Yaygın kaygı bozukluğu, kişinin en az 6 aydan beri neredeyse her gün hayatın birçok alanında aşırı kaygılı ve kuruntulu olması şeklinde ortaya çıkan bir rahatsızlıktır. Genelde kişi net bir sebep ortada yokken kendi kendine kaygılanmaya başladığını fark eder ve tek başına bu kaygı ve kuruntuları ile başa çıkmakta zorlanır. Kaygıların içeriği nesnel gerçeklerle uyumludur. Yani kişi gerçekten başına gelebilecek bir şeyden dolayı endişelenmektedir. Bunlara ek olarak huzursuzluk, kas gerginliği, uyku problemleri, terleme, mide bulantısı, ishal, kolay yorulma, düşünceleri odaklamada zorluk çekme gibi belirtilerden şikayetçi olabilir. Yaygın kaygı bozukluğu olan kişiler sanki sürekli bir felaket beklentisi içindedirler. Bu felaketlerin olası sonuçları üzerine yoğun bir şekilde düşünürler. Yaygın kaygı bozukluğu kişinin çeşitli hayat alanlarındaki işlevselliğin büyük oranda düşürür. Çünkü kişi sürekli yoğun kaygı yaşadığı için işlerini, sosyal ve romantik ilişkileri sürdürmekte zorlanmaktadır.

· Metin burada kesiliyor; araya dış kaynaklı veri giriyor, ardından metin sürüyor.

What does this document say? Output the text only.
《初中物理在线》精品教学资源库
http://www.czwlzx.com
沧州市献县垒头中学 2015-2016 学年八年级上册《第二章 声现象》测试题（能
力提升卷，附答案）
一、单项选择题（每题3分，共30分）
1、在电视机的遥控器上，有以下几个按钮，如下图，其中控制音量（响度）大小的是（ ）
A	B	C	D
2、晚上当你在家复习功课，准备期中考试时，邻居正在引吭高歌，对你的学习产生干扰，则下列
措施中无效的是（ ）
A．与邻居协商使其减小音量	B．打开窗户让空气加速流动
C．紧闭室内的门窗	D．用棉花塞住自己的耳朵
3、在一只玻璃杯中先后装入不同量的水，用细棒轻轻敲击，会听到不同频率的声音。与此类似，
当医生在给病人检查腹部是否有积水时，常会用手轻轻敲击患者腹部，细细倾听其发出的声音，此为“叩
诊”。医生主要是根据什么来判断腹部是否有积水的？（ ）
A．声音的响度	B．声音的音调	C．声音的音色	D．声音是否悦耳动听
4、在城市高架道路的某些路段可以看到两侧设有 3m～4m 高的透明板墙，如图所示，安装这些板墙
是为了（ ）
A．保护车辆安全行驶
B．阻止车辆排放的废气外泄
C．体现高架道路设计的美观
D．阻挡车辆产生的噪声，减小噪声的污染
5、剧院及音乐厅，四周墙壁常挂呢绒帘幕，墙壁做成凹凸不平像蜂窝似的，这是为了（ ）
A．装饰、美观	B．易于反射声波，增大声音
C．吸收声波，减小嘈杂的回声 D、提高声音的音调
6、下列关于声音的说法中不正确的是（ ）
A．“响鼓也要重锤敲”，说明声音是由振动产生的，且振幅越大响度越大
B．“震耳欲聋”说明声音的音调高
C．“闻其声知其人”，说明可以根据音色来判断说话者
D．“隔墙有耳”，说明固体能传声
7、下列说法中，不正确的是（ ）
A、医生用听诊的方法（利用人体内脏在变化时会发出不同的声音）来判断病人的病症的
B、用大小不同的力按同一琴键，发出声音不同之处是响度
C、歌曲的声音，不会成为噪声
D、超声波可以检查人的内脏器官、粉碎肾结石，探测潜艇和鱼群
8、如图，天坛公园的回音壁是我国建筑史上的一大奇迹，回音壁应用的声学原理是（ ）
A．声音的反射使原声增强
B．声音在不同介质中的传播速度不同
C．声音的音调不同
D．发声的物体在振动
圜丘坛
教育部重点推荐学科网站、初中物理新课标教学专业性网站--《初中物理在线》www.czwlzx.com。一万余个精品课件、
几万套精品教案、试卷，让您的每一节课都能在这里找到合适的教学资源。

Genel nüfusun yaklaşık %5-10'nun hayatında en az bir kere yaygın kaygı bozukluğu göstereceği tahmin edilmektedir. Kadınlarda erkeklere oranla bir miktar daha fazla görülmektedir. Yaygın kaygı bozukluğu özellikle yetişkinlik döneminde (30’lu yaşlar) gözükmesine rağmen çocukluk, ergenlik ve yaşlılık dönemlerinde de görülebilir. Yaygın kaygı bozukluğu olan kişilerin aynı zamanda panik bozukluk, fobiler, takıntılı-zorlantılı bozukluk ve majör depresyon gibi ek rahatsızlıkları olabilir.
Kişilik (kaygıya yatkın bir mizaca sahip olmak), genetik (ailede yaygın kaygı bozukluğu olması) ve yaşam deneyimleri (çocuklukta suistimale uğrama, akran zorbalığı, mobbing) gibi etkenlerin yaygın kaygı bozukluğunun ortaya çıkmasında etkili olduğu düşünülmektedir. Yaygın kaygı bozukluğunun tedavisinde bilişsel davranışçı terapi, psikodinamik psikoterapi ve ilaçların etkili tedavi yöntemleri olduğu çalışmalar ile gösterilmiştir.